# Does a certain mathematical property holds for floating point numbers?

Definitions

Let $\mathbb{F}$ be the set of floating point numbers in a given format, which could be either IEEE-754 binary32 (single precision) or binary64 (double precision).

Let $m(Z)$ the floating point number obtained rounding the real number $Z$.

Let $\phi(Z)$ the next floating point number greater than $Z$.

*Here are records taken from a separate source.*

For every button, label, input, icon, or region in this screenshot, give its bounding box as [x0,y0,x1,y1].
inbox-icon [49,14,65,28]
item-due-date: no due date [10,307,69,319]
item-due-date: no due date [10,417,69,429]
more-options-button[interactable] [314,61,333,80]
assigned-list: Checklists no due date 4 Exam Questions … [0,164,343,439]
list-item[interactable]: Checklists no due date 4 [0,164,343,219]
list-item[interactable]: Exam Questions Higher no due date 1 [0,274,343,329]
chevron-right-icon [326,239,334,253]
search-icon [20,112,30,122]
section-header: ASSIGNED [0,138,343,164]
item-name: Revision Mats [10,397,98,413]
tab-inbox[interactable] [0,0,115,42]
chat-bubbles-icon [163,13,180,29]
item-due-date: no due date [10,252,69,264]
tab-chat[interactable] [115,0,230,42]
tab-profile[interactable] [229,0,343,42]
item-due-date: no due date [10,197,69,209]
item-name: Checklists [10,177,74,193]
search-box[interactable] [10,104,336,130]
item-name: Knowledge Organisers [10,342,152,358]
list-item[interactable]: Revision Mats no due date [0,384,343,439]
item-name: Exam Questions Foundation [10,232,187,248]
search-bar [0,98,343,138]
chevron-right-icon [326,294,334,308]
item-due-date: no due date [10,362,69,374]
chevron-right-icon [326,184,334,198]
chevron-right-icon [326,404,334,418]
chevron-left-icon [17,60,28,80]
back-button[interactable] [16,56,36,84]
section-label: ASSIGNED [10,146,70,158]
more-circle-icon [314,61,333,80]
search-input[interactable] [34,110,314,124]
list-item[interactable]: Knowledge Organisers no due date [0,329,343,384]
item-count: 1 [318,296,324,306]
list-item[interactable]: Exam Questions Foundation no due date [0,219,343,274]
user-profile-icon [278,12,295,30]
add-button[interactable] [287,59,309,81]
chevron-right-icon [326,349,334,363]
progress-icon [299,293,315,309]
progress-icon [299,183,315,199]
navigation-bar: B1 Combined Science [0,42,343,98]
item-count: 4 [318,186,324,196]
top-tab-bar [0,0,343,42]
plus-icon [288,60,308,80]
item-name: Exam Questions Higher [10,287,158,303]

Let $\lfloor Z \rfloor$ be truncation to 64 bit unsigned integer of the positive floating point number $Z < 2^{64}$ (i.e. there are no overflow concerns).

Hypothesis

Given three numbers $X, Y, A$, such that: $$X, Y, A \in \mathbb{F} \\ 0<X<Y \\ A > m \left( \frac{1}{m(Y-X)} \right) \\ \lfloor m(A\cdot X) \rfloor < \lfloor m(A\cdot Y) \rfloor$$

Question

Is it always true that? $$\lfloor m(\phi(A)\cdot X) \rfloor < \lfloor m(\phi(A)\cdot Y) \rfloor$$

Explanation on the Question

The function $\lfloor m(z\cdot X) \rfloor$ is non-decreasing in $z$ and its behavior is stepwise constant (it looks like a ladder). Increasing $z$ by a tiny bit, the results either does not change, or it jumps to a greater unit.

I am asking if it is possible that by increasing $z$ the terms in the left hand side and right hand side always jump together, or if it is possible that only the term in left hand side jumps befor than the right one, so locally breaking the inequality.

Type of Answer Sought

Either a formal proof that it holds (or that it doesn't), or a numerical example where it does not hold (either in single or double precision) would be accepted as an answer.